The proscenium had been a product of the 17th-century opera stage, a stage of pictorial spectacle. In the 19th century, with the rise of naturalism, it had become a convenient picture frame for realistic illusion. Suspension of disbelief, Samuel Taylor Coleridge called it. Guthrie didn’t buy it. “It has always seemed to me,” he said, “that people do not submit to illusion in the theatre much after the age of 10 or 11.”
Instead, Guthrie and Moiseiwitsch harkened back to the Elizabethan era with its vestiges of Greek and Roman platform stages thrust out among the surrounding audience.
Instead of the horizontal, pictorial proscenium stage, the more vertical Guthrie space folded the audience around the playing area on three sides, involving them more intimately with actors – the carriers of the Word close enough to be heard, as well as seen in fresh proximity, almost touchable.

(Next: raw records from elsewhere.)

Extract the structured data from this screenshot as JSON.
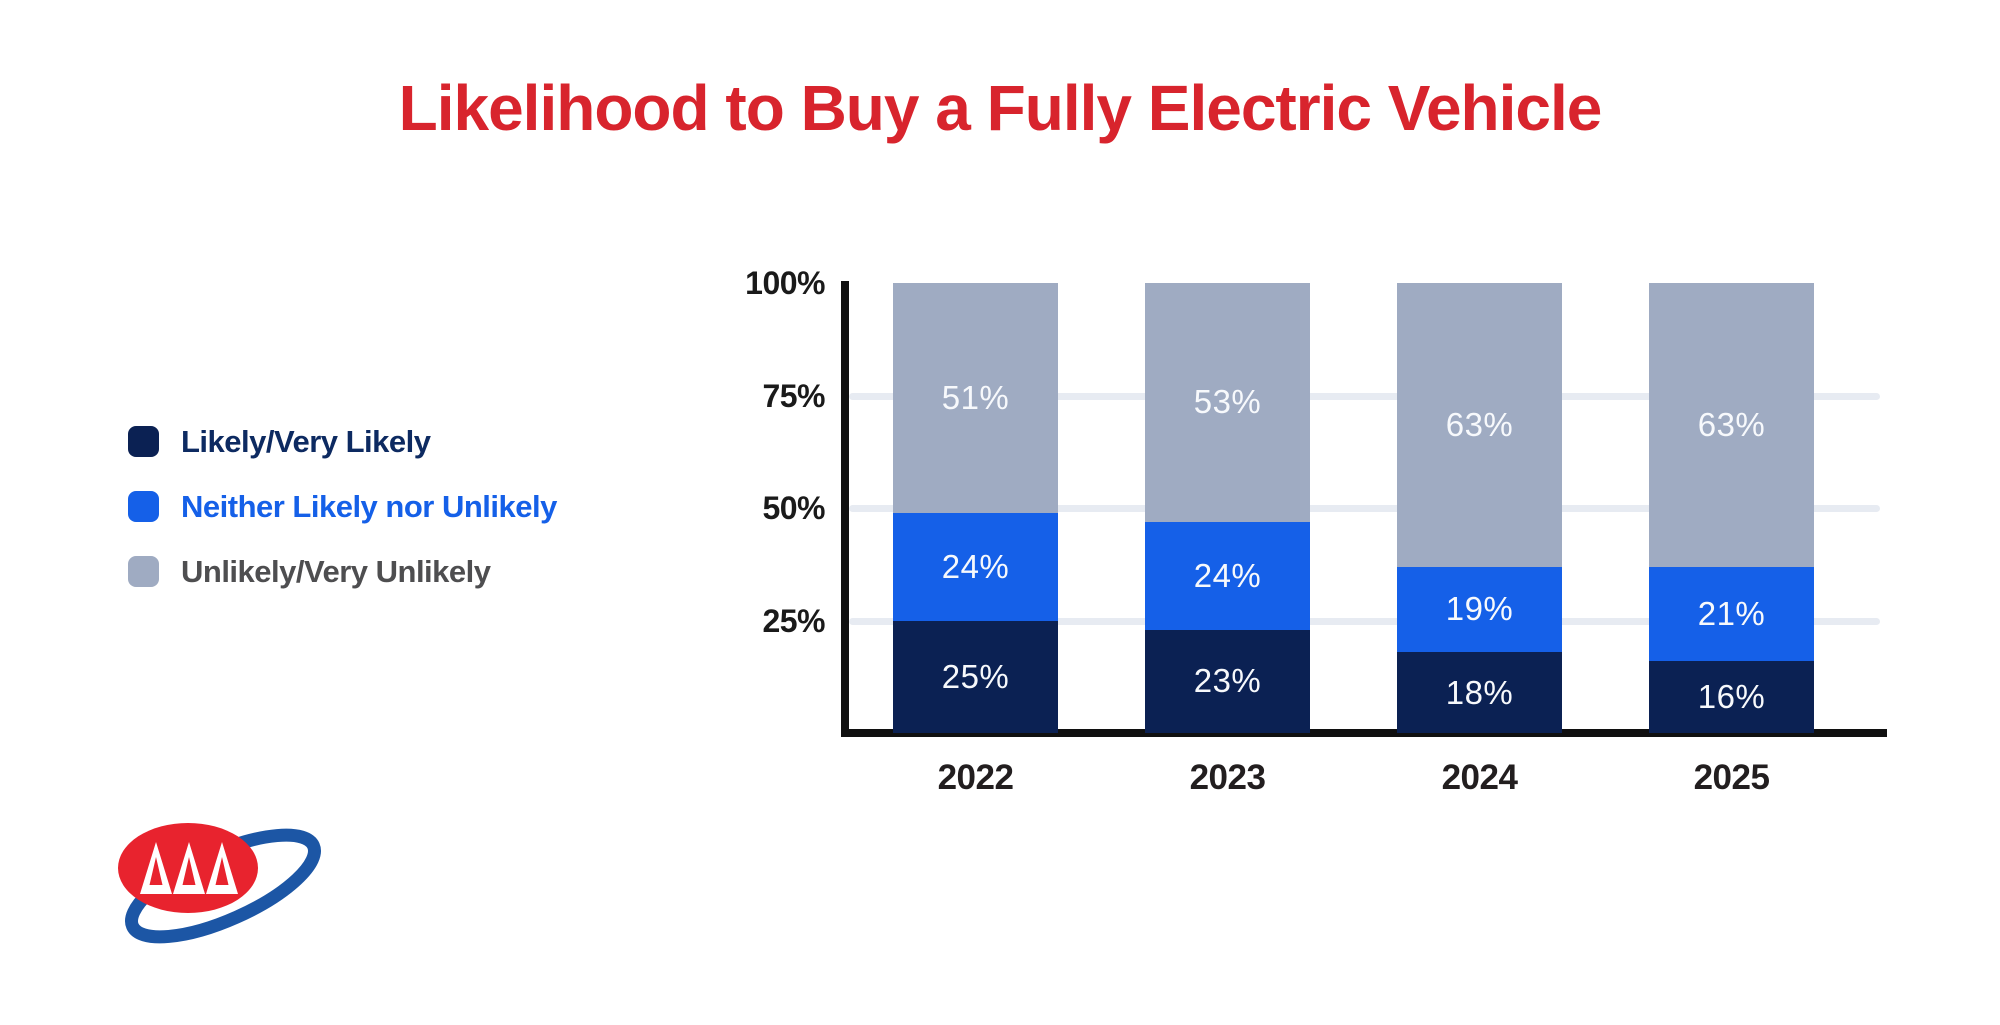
{
  "title": {
    "text": "Likelihood to Buy a Fully Electric Vehicle",
    "color": "#d8242d"
  },
  "legend": {
    "items": [
      {
        "label": "Likely/Very Likely",
        "swatch_color": "#0b2153",
        "label_color": "#0d2a61"
      },
      {
        "label": "Neither Likely nor Unlikely",
        "swatch_color": "#1560e8",
        "label_color": "#1560e8"
      },
      {
        "label": "Unlikely/Very Unlikely",
        "swatch_color": "#9fabc2",
        "label_color": "#4e4e50"
      }
    ]
  },
  "chart_data": {
    "type": "bar",
    "stacked": true,
    "categories": [
      "2022",
      "2023",
      "2024",
      "2025"
    ],
    "series": [
      {
        "name": "Likely/Very Likely",
        "color": "#0b2153",
        "values": [
          25,
          23,
          18,
          16
        ]
      },
      {
        "name": "Neither Likely nor Unlikely",
        "color": "#1560e8",
        "values": [
          24,
          24,
          19,
          21
        ]
      },
      {
        "name": "Unlikely/Very Unlikely",
        "color": "#9fabc2",
        "values": [
          51,
          53,
          63,
          63
        ]
      }
    ],
    "y_ticks": [
      {
        "label": "100%",
        "value": 100
      },
      {
        "label": "75%",
        "value": 75
      },
      {
        "label": "50%",
        "value": 50
      },
      {
        "label": "25%",
        "value": 25
      }
    ],
    "ylim": [
      0,
      100
    ],
    "grid": true,
    "legend_position": "left",
    "value_label_suffix": "%",
    "grid_color": "#e7ebf2",
    "axis_color": "#101010",
    "tick_label_color": "#1a1a1a",
    "x_label_color": "#221e1f",
    "value_label_color": "#f7f9fc"
  },
  "logo": {
    "name": "AAA",
    "red": "#e8232e",
    "blue": "#1c56a5"
  }
}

Sets would perhaps consist of a plain upstage-center stagehouse to allow levels and balcony scene (though the house wasn’t permanent as it was at Stratford) or touches of atmosphere (a tapestry to denote a baronial dining scene, banners waving as actors raced across stage on the diagonal, off to some rousing war or other). But mostly there would be very little set at all. The opening play, a virtually uncut Hamlet, was scenically austere, constantly reminding spectators that they were seeing a new kind of stage. It was pure theatre – the Word, the actor, the audience.
From Guthrie’s tenure through that of his protege, Michael Langham (1971-77), the primacy of the Word endured, and there seemed to be an increasing number of actors who knew how to project easily to the farthest reaches of the balcony, who dealt with language as something dynamic and living.
But the Word began running into trouble in the ’70s. American audiences and artists increasingly began distrusting words and ultimately began losing the ability to listen closely to language. A perceptual revolution was underway.
There were a host of reasons for this: The specter of politicians saying one thing while TV cameras off in Vietnam showed the opposite; the increasing deluge of hype, spin, buzzwords and ad-babble; the realization that language was constructed and controlled, giving rise to poststructuralism and the politicalization of words; television itself with its short sound bites and MTV images; the “post-literacy” of the technological age; the ever louder, more intense volume of the world from rock records to Broadway amplification; actors trained more to caress the microphone than to project into theatre spaces; breakthroughs in theatre technology from lighting to sound to projections, on and on, take your pick.
At the same time there was a revolution in world theatre that would affect everyone. Led by the likes of Peter Brook, Giorgio Strehler, Peter Stein and Robert Wilson, directors tried to make audiences see, if not hear, the classics anew, trying to recontextualize them in the media age so they would again be surprising.